I haven't played around with this yet, but it seems like a reasonable idea and doesn't interfere with core pdfplumber functionality, so I'm inclined to merge. Is it ready to merge?

Is there a general method to properly transform PDF BBoxes into pdfplumber ones for a page?

If I'm understanding correctly, this this question pertains to flipping the vertical coordinates, so that (x0, y0, x1, y1) (i.e., bbox with origin at the bottom-left) becomes (x0, top, x1, bottom) (origin at top-left). Is that right? If so: We just calculate the top and bottom attributes once, on parsing:

https://github.com/jsvine/pdfplumber/blob/1ad3905612d6c9ac9b285332850da23a0a96f0ba/pdfplumber/page.py#L399-L402

... and then use (x0, top, x1, bottom) as the standard bbox throughout.

dhdaines commented 4 months ago

I haven't played around with this yet, but it seems like a reasonable idea and doesn't interfere with core pdfplumber functionality, so I'm inclined to merge. Is it ready to merge?

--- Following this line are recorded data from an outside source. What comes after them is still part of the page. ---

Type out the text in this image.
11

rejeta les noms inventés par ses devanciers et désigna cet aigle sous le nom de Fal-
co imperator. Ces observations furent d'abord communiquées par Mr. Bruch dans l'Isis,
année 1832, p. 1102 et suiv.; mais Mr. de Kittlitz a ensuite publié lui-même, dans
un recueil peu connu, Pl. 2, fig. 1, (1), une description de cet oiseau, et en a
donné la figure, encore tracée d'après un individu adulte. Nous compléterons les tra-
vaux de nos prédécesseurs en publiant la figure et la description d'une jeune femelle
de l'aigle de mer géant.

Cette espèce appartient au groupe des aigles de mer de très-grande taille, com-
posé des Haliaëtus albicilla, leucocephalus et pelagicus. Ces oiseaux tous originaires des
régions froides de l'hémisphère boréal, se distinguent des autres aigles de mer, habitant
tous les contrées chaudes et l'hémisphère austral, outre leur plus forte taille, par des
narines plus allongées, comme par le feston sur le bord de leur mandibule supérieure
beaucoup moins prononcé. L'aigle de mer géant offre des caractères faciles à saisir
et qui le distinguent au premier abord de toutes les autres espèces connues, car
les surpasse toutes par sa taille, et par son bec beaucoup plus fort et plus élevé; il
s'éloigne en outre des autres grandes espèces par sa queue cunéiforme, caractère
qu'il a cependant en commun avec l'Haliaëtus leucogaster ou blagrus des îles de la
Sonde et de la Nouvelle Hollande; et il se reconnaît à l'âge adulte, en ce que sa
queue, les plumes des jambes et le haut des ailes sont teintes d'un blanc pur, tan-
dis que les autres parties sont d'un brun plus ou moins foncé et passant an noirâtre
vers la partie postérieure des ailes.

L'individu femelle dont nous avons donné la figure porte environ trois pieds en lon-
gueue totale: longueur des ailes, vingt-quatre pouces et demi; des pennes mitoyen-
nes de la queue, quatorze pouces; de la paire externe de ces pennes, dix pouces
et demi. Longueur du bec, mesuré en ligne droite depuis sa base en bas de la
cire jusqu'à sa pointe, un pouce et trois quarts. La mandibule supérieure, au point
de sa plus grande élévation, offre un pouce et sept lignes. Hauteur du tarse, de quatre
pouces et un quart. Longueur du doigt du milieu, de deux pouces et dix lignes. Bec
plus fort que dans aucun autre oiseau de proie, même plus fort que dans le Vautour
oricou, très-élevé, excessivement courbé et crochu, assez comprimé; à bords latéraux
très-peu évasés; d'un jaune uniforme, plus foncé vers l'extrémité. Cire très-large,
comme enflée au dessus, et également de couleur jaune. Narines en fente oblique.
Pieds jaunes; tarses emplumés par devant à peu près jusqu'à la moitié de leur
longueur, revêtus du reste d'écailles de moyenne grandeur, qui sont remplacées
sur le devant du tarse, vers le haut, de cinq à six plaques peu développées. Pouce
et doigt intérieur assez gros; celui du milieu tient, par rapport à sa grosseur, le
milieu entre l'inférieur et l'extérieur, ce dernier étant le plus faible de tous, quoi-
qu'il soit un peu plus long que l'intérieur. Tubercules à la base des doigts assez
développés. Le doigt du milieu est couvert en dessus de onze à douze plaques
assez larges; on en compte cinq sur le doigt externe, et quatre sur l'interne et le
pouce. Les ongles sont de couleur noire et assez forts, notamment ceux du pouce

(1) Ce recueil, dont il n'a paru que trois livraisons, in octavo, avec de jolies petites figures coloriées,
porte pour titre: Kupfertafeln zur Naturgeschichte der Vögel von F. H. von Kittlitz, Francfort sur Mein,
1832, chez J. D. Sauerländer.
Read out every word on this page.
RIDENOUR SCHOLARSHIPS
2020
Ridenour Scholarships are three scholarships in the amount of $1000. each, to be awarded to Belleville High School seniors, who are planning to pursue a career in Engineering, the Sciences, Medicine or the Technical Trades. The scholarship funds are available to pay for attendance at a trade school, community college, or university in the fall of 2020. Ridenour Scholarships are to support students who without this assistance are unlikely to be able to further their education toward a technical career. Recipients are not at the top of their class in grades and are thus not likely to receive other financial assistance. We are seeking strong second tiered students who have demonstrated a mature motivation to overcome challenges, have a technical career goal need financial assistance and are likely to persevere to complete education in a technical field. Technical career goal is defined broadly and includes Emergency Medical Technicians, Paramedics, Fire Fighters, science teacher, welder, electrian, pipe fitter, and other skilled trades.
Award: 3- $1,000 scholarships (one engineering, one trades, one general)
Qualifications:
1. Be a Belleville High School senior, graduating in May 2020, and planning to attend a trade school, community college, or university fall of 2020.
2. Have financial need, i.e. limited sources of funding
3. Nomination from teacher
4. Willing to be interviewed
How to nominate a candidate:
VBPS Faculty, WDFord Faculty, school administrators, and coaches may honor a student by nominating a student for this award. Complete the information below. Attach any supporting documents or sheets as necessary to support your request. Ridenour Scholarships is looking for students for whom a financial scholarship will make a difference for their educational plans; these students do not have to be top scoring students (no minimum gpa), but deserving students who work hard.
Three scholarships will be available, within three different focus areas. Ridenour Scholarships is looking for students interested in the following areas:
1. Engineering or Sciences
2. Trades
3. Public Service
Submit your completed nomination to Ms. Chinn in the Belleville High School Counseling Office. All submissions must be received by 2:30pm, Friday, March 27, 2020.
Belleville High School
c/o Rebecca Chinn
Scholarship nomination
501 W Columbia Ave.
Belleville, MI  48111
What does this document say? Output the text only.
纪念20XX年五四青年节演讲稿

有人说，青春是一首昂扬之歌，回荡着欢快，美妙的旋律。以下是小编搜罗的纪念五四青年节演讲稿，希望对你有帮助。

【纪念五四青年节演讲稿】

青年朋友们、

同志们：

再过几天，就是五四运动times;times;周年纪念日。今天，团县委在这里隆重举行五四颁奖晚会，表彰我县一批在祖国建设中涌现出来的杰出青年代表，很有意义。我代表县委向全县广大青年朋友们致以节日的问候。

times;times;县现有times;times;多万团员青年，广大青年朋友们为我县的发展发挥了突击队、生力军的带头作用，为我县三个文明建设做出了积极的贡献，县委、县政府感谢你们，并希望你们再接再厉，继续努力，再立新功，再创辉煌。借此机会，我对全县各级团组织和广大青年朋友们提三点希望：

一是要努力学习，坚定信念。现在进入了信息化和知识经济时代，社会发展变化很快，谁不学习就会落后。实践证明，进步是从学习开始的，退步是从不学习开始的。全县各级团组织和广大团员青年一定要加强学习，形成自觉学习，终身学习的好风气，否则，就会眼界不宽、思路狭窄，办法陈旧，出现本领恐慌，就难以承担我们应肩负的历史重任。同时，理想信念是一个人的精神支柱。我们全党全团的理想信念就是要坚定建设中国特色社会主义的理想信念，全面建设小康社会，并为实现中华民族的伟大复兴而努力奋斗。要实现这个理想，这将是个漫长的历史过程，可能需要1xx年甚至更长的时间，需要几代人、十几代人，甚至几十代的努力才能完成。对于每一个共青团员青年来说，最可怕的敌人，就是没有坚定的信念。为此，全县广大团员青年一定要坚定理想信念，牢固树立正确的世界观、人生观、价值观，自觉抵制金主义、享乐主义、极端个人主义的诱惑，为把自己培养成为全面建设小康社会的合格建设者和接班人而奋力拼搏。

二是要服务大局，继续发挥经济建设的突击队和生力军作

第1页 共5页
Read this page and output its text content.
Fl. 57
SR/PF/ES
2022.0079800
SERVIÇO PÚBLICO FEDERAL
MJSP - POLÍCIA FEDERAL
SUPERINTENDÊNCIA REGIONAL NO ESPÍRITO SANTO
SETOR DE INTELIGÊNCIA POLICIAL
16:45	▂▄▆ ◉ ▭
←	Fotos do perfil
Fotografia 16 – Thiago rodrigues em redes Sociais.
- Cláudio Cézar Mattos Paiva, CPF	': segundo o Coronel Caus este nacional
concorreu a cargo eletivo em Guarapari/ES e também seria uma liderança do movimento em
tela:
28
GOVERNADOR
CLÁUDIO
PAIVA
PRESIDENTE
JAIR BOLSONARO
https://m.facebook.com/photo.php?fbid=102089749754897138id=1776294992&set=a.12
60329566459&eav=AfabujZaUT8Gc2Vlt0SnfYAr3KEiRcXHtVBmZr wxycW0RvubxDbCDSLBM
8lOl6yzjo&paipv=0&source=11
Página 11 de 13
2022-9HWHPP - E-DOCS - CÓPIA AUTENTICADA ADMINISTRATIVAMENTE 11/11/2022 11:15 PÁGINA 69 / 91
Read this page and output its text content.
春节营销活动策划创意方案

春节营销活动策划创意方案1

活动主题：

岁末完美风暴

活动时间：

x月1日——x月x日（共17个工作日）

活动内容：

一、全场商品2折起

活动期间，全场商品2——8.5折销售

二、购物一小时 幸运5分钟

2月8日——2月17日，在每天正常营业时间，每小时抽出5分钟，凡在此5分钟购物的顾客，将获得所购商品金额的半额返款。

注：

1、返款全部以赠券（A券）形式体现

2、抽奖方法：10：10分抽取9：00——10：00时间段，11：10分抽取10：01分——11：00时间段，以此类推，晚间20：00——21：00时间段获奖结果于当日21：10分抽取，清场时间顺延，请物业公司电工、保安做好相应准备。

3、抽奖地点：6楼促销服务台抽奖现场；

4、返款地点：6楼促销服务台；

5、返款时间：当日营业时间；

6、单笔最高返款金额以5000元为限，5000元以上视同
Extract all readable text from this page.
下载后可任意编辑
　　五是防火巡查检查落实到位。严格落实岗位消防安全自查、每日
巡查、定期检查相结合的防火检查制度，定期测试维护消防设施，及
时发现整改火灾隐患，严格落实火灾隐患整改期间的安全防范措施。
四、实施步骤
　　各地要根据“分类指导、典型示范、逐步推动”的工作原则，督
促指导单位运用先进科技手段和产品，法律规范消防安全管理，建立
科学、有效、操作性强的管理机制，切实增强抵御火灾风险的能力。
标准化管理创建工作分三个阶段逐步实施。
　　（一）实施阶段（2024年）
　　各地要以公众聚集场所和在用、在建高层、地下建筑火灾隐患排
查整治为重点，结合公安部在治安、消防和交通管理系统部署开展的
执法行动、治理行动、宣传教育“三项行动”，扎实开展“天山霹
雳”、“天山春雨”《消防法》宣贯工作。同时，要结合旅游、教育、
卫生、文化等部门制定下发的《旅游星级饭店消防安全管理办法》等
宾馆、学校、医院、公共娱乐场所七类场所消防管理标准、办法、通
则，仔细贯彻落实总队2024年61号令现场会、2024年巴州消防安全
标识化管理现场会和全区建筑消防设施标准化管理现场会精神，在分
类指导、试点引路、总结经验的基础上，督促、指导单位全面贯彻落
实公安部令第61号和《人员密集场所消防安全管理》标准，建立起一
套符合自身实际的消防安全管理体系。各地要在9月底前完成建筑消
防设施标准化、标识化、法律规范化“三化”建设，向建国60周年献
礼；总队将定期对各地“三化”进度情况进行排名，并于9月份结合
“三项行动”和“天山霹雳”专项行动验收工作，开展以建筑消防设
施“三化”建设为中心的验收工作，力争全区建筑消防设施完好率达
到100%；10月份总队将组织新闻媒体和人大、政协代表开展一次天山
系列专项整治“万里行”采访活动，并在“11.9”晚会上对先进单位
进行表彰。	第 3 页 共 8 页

I think maybe I'll add a companion / convenience method find to get just the first instance of an element, and at least minimally handle the issue below (it's a bit more complicated, basically I can use the example code above as a unit test).

Is there a general method to properly transform PDF BBoxes into pdfplumber ones for a page?

If I'm understanding correctly, this this question pertains to flipping the vertical coordinates, so that (x0, y0, x1, y1) (i.e., bbox with origin at the bottom-left) becomes (x0, top, x1, bottom) (origin at top-left). Is that right? If so: We just calculate the top and bottom attributes once, on parsing:

The issue is a bit more complicated because when you crop a page, all of the object coordinates go through the crop_fn which adjusts them. So far, so good, but structure tree elements can have a BBox attribute specified on them which is not attached to any particular object. In element_bbox we will prefer this if it exists, but then we will also have to transform it, not only flipping the vertical coordinates, but also applying crop_fn.

I can probably hack something up so this minimally works but we might want to refactor it at some point.

dhdaines commented 4 months ago

Should be ready to merge now!

I didn't realize that cropping a page doesn't actually translate the coordinates of the objects, it just clips them to the new bounding box - nonetheless, this didn't work right for structure elements with BBox attributes, and now it does.

jsvine commented 4 months ago

Thanks, now merged! (And correct re. the non-translation of coordinates.)